This week marked the release of Legend of the Fire Princess, the first original graphic novel in the world of She-Ra and the Princesses of Power. Like many fans, after eagerly awaiting the release, I received a copy of the novel and read through it immediately. If you are curious about the story, have yet to read it, or are simply a fan of these characters, read on for my full review.
Also, beware of some minor SPOILERS!
Within the hardback binding are 128-pages of beautiful full-color illustrations and the nostalgic ink-and-paper scent of a Scholastic book fair. The story jumps to action immediately, relying on lovely art and witty dialogue; it feels pleasantly similar to watching an episode of the show.
Set sometime mid-Season Three, Entrapta is working with the Horde and picks up on a strong First One’s tech “energy signal”–the Spirit Ember. She, Catra, and Scorpia embark on a journey to collect the Spirit Ember, an ancient and infamous runestone, and bring it back to the Horde. Likewise, in Bright Moon, the Princess Alliance learns of the runestone and of Catra’s plans to steal it. The princesses, and Bow, set off to foil the Horde’s plans, eager to possibly harness the power of the Spirit Ember for the Rebellion.
As with the Netflix series, the graphic novel revolves around themes of friendship. As the legend goes, the Fire Princess had a best friend and “the two of them had know each other since their earliest years, when they had sworn to be close always” (D.G. 12), but their friendship dissolved as the Fire Princess chose power over maintaining her relationship. She noticed her mistake too late, and upon seeing that her best friend had moved on, the Fire Princess lashed out, channeling her pain into hurting those around her.
This story sounds familiar, doesn’t it?
As the novel progresses, we see the development of several key relationships. We see the rocky, but hopeful friendship between Catra and Scorpia, as Scorpia goes out of her way to care for, support, and protect the angry Force Captain. There are several pages of comedic excellence from Scorpia and memeable expressions from Catra.
We also see the Princess Alliance work together, sometimes irritating one another or pushing each other too far, but always there with love, support, and appreciation of each other talents in the end. I appreciated how the creators made sure to include all the Princesses; Mermista and Frosta never fail to make me laugh, and its cool to see them in this new medium.
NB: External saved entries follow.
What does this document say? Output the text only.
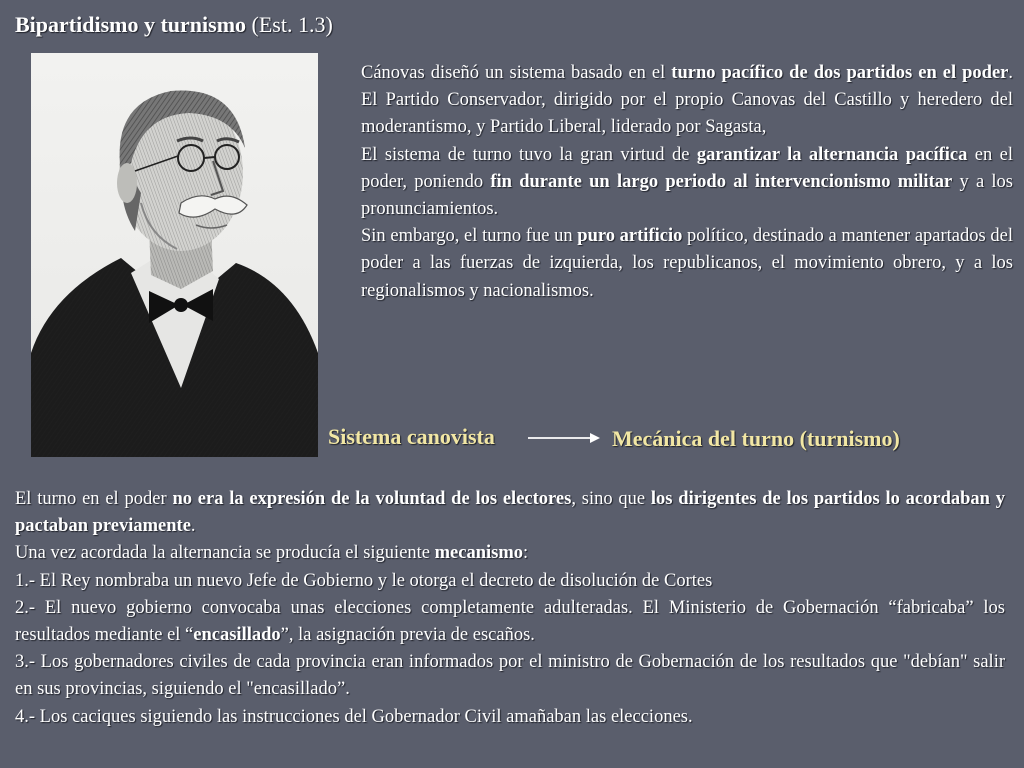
Bipartidismo y turnismo (Est. 1.3)

Cánovas diseñó un sistema basado en el turno pacífico de dos partidos en el poder. El Partido Conservador, dirigido por el propio Canovas del Castillo y heredero del moderantismo, y Partido Liberal, liderado por Sagasta,

El sistema de turno tuvo la gran virtud de garantizar la alternancia pacífica en el poder, poniendo fin durante un largo periodo al intervencionismo militar y a los pronunciamientos.

Sin embargo, el turno fue un puro artificio político, destinado a mantener apartados del poder a las fuerzas de izquierda, los republicanos, el movimiento obrero, y a los regionalismos y nacionalismos.

Sistema canovista	Mecánica del turno (turnismo)

El turno en el poder no era la expresión de la voluntad de los electores, sino que los dirigentes de los partidos lo acordaban y pactaban previamente.

Una vez acordada la alternancia se producía el siguiente mecanismo:

1.- El Rey nombraba un nuevo Jefe de Gobierno y le otorga el decreto de disolución de Cortes

2.- El nuevo gobierno convocaba unas elecciones completamente adulteradas. El Ministerio de Gobernación “fabricaba” los resultados mediante el “encasillado”, la asignación previa de escaños.

3.- Los gobernadores civiles de cada provincia eran informados por el ministro de Gobernación de los resultados que "debían" salir en sus provincias, siguiendo el "encasillado”.

4.- Los caciques siguiendo las instrucciones del Gobernador Civil amañaban las elecciones.
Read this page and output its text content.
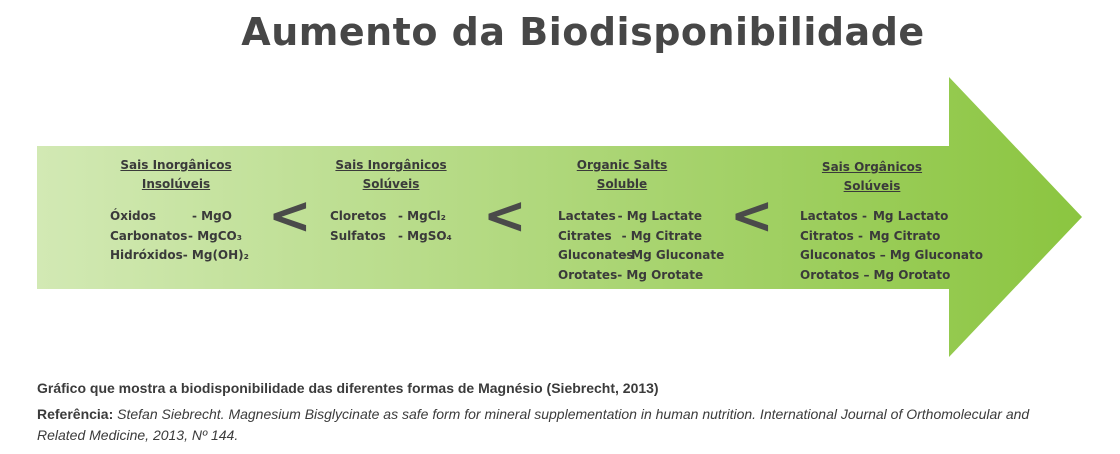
Aumento da Biodisponibilidade
Sais Inorgânicos
Insolúveis
Óxidos	- MgO
Carbonatos - MgCO₃
Hidróxidos - Mg(OH)₂
<
Sais Inorgânicos
Solúveis
Cloretos - MgCl₂
Sulfatos	- MgSO₄ <
Organic Salts
Soluble
Lactates - Mg Lactate
Citrates - Mg Citrate
Gluconates
- Mg Gluconate
Orotates - Mg Orotate
<
Sais Orgânicos
Solúveis
Lactatos - Mg Lactato
Citratos - Mg Citrato
Gluconatos – Mg Gluconato
Orotatos – Mg Orotato
Gráfico que mostra a biodisponibilidade das diferentes formas de Magnésio (Siebrecht, 2013)
Referência: Stefan Siebrecht. Magnesium Bisglycinate as safe form for mineral supplementation in human nutrition. International Journal of Orthomolecular and Related Medicine, 2013, Nº 144.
And lastly, everyone’s favorite: we see development in Catra and Adora’s strained relationship. The two share lingering, uncertain gazes, nervous sweats and faint blushes. They also fight–and they fight hard. She-Ra narrowly misses slicing Catra with the Sword of Protection and Catra curb stomps She-Ra on the floor of a cave. In various panels, Catra just sits on top of Adora. I think it’s a cat thing. The action is fast and dynamic; illustrator Paulina Ganucheau excellently captures the fluidity we expect from animation, but on the page instead. The pair lash out violently because, as with the legend of the Fire Princess, both girls are struggling to cope as their best friend moves on, without them. Near the novel’s conclusion, Adora confides in Glimmer, saying, “[The Fire Princess] seeing her best friend move on without her is what made her go berserk, right? …I think I’m starting to get it” (D.G. 124).
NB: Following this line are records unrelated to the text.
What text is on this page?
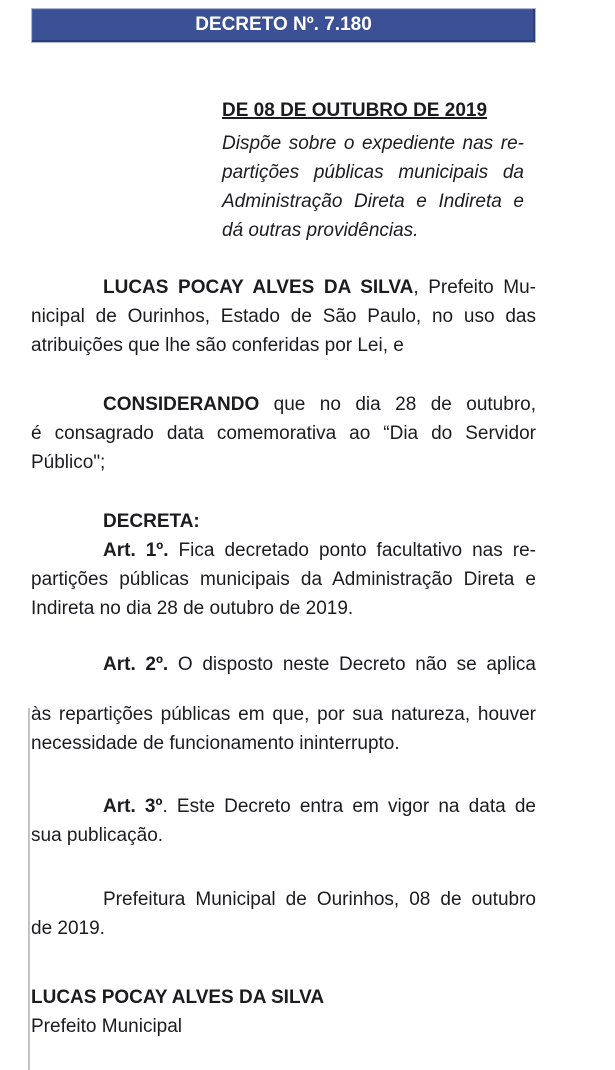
DECRETO Nº. 7.180
DE 08 DE OUTUBRO DE 2019
Dispõe sobre o expediente nas re-
partições públicas municipais da
Administração Direta e Indireta e
dá outras providências.
LUCAS POCAY ALVES DA SILVA, Prefeito Mu-
nicipal de Ourinhos, Estado de São Paulo, no uso das
atribuições que lhe são conferidas por Lei, e
CONSIDERANDO que no dia 28 de outubro,
é consagrado data comemorativa ao “Dia do Servidor
Público";
DECRETA:
Art. 1º. Fica decretado ponto facultativo nas re-
partições públicas municipais da Administração Direta e
Indireta no dia 28 de outubro de 2019.
Art. 2º. O disposto neste Decreto não se aplica
às repartições públicas em que, por sua natureza, houver
necessidade de funcionamento ininterrupto.
Art. 3º. Este Decreto entra em vigor na data de
sua publicação.
Prefeitura Municipal de Ourinhos, 08 de outubro
de 2019.
LUCAS POCAY ALVES DA SILVA
Prefeito Municipal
From a technical perspective, the graphic novel is beautifully done. The colors, done by Eva de la Cruz, are vivid, the pallets similar to the show and representative of the characters. Dark, almost sickly greens and reds for Catra in the Fright Zone, and warm pinks and purples for Adora, surrounded by friends in Bright Moon. Paulina Ganucheau’s interpretations of the characters are amazing; I particularly like how expressive she made Catra’s ears and tail and how she drew She-Ra’s hair swooshing over her face in the midst of battle. Even the lettering, by Betsy Peterschmidt, is unique and shows personality.
Overall, I enjoyed Legend of the Fire Princess. The novel is a great addition to the canonical She-Ra world, adding even further complexity to these already complex characters. Reading it felt like watching another episode of the show. The book is perfect for all fans of the series, though considering the wide age demographics who enjoy the show, I would say the book is oriented more toward the younger fan base. The chapter books are marketed to early readers, around ages 7-10, and I think the graphic novel would fit in that demographic and with the middle readers as well.
(But take that all with a grain of salt; I’m in my twenties and I liked it, so.)